ややあって私は厨子へと駆け寄った。戸を開けると外側の厨子は空だった。二つ目の厨子。三つ目の厨子。いずれも戸が締め切られず半開きになっている。中を覗いてみると、これも同様に空だった。久田はいなくなっていた。
行方不明になっていた子供について、私はその後警察の事情聴取を受けた。子供が厨子の中にいたとは久田は知らなかったであろうことを本人に代わって話したが、当の久田が失踪しているのでどこまで信じてもらえたかはわからない。わからないと言えば彼が最後にしたこともそうだ。やって来た秘仏をもと来た場所へ帰したのかもしれないし、やはり秘仏など始めから実在していなかったのかもしれない。

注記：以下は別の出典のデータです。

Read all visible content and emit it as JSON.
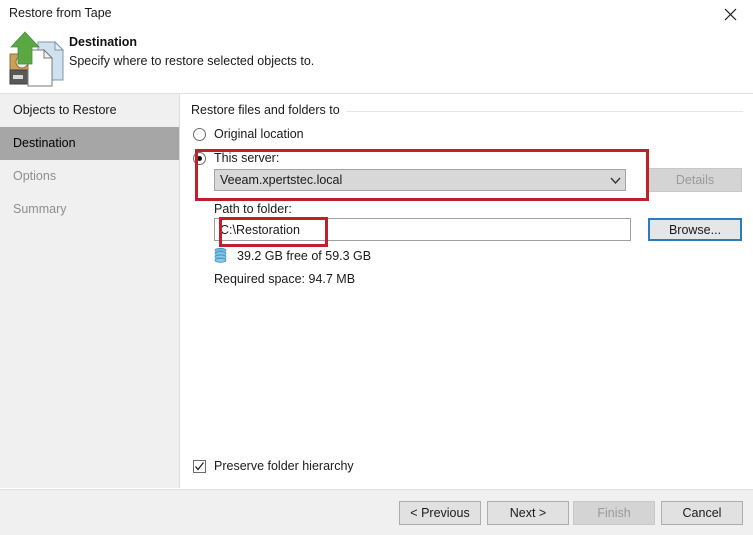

住職を失った寺と秘仏がこの先どうなっていくのか、私には興味がない。十七年と言うのは一つの集落が寂れていくには十分な年月のはずだ。次の開帳日にはもう秘仏に信仰を捧げる者もいなくなっているかもしれない。そうなれば存在しないはず秘仏は永久に存在しないことになり、人々から忘れ去られていくだろう。
ただ一つ気になるのはあの夫婦のことだ。子供は無事帰ってきたということだが、そもそもなぜあの夫婦は辺鄙な山里にやってきたのだろう。気になって村を後にする前に夫婦の住む家を見に行くと、寂れゆく集落には似つかわしくないモダンなたたずまいをしていた。
よく見れば似たような家はそこかしこにあった。何でも近ごろは古民家のリノベーションが盛んで、使い勝手の良くなった家に都会からの移住者が増えているという。住民が増えて村が存続すれば、同じだけ村のしきたりも長く続いていくだろう。そしてそこには秘仏が次の十七年も、そのまた次の十七年も生き永らえる余地がある。
――村の存続。もしかすると、それが秘仏の恩恵なのかもしれない。はたまた秘仏が生き続けるためのシステムか。そのうちきっとまた開帳に失敗する時が来るだろう。その時あの村に何が起こるのだろう。久田のように姿を消す者が出るか。それとも次こそ秘仏が衆目の前に姿を現すか。
答えが出るのはまだ先のことだ。だから私は、やはり秘仏については考えないようにしている。